Problems of Alerting with Message Queues

blog > Problems of Alerting with Message Queues

Building a security alert system on top of a message queue sounds straightforward. Events go in, alerts come out. Clean. Then you build it.

Delivery is a lie

The first thing that bites you is ordering. You expect events to arrive in sequence: motion detected, door opened, door closed. What you actually get is door closed, motion detected, door opened, because messages got processed in parallel or landed on different partitions. The queue did its job. Your code made bad assumptions.

If alerting depends on sequence, you have to handle ordering yourself. Group by device ID, attach timestamps or sequence numbers, reconstruct on the consumer side. It’s tedious but it works.

Delivery guarantees sound precise until you read the fine print. At-most-once: you might lose alerts. At-least-once: you will get duplicates. Exactly-once: usually marketing. Security systems can’t afford lost alerts, so you pick at-least-once and live with what comes with it.

And what comes with it is duplicates. The consumer crashed after processing but before acknowledging. A network retry fired. The broker redelivered. If you don’t handle this, the same escalation fires three times and your on-call starts ignoring notifications, which defeats the entire purpose of having the system. Give every event a unique ID and make “already seen this” a normal code path.

Silent data loss is disturbingly easy to trigger too. Misconfigured retention, non-durable subscriptions, a broker restart at the wrong moment. In a security context, the worst failures are the ones nobody notices. Use persistence and durable consumers. Set up monitoring that flags stalled consumers immediately, not whenever someone thinks to check.

When things go sideways

Cameras glitch. Sensors go haywire. Suddenly you’re swallowing thousands of events per second and your consumers fall behind. The queue buffers everything without complaint, which is part of the problem. It hides the fact that your alerts are now seconds or minutes late. “Real-time” becomes a suggestion.

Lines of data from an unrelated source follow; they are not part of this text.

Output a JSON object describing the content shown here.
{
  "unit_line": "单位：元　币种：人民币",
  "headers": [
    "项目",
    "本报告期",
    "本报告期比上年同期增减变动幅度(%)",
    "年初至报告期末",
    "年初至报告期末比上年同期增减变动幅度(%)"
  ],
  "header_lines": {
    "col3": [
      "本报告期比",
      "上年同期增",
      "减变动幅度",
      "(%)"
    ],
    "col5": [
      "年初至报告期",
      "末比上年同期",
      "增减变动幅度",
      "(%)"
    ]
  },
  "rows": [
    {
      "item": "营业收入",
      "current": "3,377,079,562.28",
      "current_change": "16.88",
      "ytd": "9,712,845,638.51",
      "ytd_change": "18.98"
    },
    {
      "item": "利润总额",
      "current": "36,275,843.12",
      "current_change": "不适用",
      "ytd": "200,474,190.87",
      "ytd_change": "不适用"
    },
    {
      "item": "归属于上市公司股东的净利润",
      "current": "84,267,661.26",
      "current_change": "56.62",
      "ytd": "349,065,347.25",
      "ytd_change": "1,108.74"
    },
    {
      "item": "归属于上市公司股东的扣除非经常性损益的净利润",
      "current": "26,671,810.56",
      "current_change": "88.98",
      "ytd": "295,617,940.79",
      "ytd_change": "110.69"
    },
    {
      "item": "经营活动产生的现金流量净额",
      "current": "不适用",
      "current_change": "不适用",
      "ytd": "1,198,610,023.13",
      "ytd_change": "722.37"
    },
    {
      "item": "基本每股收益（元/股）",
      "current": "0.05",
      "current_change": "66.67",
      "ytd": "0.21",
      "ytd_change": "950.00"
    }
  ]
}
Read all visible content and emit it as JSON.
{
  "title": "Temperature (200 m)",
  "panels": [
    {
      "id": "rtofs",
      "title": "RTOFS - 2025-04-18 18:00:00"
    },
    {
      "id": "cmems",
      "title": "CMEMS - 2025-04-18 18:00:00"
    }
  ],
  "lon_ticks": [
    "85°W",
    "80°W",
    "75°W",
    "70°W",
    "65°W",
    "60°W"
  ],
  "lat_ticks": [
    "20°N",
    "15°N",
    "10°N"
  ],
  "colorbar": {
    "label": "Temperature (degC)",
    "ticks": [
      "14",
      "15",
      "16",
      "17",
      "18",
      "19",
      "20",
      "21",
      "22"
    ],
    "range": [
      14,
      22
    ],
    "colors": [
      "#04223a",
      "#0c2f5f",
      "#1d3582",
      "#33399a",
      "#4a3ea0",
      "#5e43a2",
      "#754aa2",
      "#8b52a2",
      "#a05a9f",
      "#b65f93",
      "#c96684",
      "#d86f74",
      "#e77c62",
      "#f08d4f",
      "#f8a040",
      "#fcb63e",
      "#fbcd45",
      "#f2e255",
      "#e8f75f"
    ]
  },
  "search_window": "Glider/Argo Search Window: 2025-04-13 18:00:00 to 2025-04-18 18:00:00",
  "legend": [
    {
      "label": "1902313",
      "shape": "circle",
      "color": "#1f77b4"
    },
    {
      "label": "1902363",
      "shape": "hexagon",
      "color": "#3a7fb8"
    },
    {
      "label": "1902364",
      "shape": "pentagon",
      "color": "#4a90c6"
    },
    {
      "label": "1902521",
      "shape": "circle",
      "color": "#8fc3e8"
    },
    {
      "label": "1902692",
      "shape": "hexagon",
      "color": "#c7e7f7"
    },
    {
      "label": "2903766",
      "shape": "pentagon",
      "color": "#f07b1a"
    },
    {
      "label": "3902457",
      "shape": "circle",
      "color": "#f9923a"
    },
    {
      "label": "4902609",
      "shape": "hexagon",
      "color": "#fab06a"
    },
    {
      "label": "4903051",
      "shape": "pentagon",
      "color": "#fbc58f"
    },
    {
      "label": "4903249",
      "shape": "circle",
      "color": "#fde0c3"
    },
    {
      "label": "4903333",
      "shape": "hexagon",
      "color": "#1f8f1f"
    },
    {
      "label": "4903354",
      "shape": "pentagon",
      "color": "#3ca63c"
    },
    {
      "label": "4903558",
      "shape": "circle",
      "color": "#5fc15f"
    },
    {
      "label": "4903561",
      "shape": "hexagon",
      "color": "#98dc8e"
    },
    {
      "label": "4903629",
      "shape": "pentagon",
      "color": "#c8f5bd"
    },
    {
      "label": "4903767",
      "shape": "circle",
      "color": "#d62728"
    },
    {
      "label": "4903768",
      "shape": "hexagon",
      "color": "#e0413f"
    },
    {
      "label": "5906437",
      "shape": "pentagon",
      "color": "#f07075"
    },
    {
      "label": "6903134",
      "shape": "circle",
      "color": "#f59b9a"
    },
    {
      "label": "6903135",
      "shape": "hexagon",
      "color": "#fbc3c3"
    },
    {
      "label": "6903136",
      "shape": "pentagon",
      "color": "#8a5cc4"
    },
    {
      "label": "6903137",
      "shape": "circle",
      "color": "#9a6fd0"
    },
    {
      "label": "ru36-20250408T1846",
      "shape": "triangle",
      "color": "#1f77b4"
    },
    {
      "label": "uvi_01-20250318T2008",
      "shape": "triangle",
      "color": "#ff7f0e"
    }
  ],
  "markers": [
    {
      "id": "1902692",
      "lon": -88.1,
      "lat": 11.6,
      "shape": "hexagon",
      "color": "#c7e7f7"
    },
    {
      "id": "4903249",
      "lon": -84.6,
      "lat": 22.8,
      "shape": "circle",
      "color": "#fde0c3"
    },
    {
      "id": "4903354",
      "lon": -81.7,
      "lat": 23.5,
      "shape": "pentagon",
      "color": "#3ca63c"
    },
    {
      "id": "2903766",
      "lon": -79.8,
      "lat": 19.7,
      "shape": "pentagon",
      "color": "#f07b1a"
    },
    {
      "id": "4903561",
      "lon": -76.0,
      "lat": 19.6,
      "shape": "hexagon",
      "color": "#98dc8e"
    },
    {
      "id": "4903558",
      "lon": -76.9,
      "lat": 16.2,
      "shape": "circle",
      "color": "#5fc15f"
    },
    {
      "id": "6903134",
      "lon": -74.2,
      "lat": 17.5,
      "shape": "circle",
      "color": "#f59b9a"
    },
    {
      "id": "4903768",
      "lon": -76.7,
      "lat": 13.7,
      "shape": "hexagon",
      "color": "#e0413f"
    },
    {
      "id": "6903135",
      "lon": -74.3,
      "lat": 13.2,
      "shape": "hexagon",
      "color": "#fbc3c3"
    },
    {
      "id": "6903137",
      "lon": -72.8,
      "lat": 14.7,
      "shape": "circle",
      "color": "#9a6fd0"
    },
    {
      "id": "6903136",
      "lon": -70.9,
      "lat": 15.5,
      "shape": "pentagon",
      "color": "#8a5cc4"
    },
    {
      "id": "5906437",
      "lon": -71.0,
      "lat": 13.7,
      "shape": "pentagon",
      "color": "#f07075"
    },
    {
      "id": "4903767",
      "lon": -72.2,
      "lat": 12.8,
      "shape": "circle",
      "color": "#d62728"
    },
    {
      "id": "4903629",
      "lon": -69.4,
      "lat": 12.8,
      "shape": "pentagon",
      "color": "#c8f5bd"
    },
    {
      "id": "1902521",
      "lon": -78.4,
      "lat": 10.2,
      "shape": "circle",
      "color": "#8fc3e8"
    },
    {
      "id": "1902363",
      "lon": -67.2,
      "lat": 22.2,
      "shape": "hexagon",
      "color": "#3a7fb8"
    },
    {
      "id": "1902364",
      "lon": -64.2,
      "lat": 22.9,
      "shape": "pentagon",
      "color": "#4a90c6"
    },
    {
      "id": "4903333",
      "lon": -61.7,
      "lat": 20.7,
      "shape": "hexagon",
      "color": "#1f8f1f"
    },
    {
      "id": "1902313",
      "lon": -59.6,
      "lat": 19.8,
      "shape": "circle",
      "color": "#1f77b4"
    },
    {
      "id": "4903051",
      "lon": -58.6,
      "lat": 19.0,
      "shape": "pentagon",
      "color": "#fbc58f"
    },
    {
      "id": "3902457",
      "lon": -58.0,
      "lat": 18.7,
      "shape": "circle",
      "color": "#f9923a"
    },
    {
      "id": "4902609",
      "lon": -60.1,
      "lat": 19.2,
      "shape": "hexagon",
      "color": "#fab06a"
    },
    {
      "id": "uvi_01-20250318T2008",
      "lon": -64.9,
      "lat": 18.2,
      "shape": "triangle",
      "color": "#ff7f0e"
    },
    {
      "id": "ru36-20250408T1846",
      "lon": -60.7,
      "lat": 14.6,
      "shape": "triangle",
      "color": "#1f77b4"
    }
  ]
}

I’ve dealt with this by rate-limiting at the consumer and prioritizing motion events over, say, heartbeat checks. Horizontal scaling works too, if your consumer supports it. The point is to have a plan before the burst happens, because it will. Retries can backfire. If your notification service is down, retries pile up and hammer it harder. I’ve watched one flaky HTTP endpoint take down an entire alert pipeline because the retry logic had no ceiling. Exponential backoff and dead-letter queues are the standard fix. The harder part is deciding when to stop retrying and escalate differently.

Poison messages show up eventually. Malformed or unexpected input your consumer can’t process. Left unchecked, one bad message blocks progress or loops forever. Move it aside after a few failed attempts and keep the pipeline running. You can inspect it later.

Your data isn’t what you think

Today’s message format won’t be tomorrow’s. Producers and consumers won’t upgrade in lockstep, and you’ll get missing fields, wrong assumptions, crashes. Version your schemas and maintain backward compatibility. Assume some services will always be a version or two behind, because they will.

Timestamps lie. Different devices, different clocks, events arriving with plainly wrong times. Issues like a camera’s clock being off by 45 minutes and nobody noticing for a week are typical. Track both event time and ingestion time. Keep NTP running and monitored (possibly even locally).

One noisy camera can also wreck your partitioning strategy. It dominates traffic, overloads a single partition, and the rest of the system sits idle. Good partitioning matters more than raw throughput.

The last mile

Getting a message through the broker isn’t the same as getting an alert to a person. The message gets consumed and processed, but the notification send fails silently. From the outside everything looks fine. The alert never arrived. The outbox pattern helps here. End-to-end tracing helps. But you have to actually build it. Broker-level delivery confirmations don’t cover the last hop to the human.

Debugging async systems is painful because they don’t fail loudly. Things just stop happening. Without correlation IDs and tracing, you’ll spend hours guessing where a message got stuck. I’ve wasted a full afternoon on that exact problem before adding correlation IDs to our event envelope.

Raw events aren’t alerts either. A motion sensor firing 100 times in a second is one situation, not 100 incidents. If you don’t aggregate and correlate before sending to humans, you overwhelm whoever is on the receiving end, and they start treating every alert as noise.

Message queues don’t solve reliability. They move it somewhere else. The work shifts from “did the event fire” to “did the event arrive, was it processed, was it deduplicated, was the notification sent, did anyone see it.” More steps, more ways to lose track. But at least each step is a concrete problem you can reason about and monitor.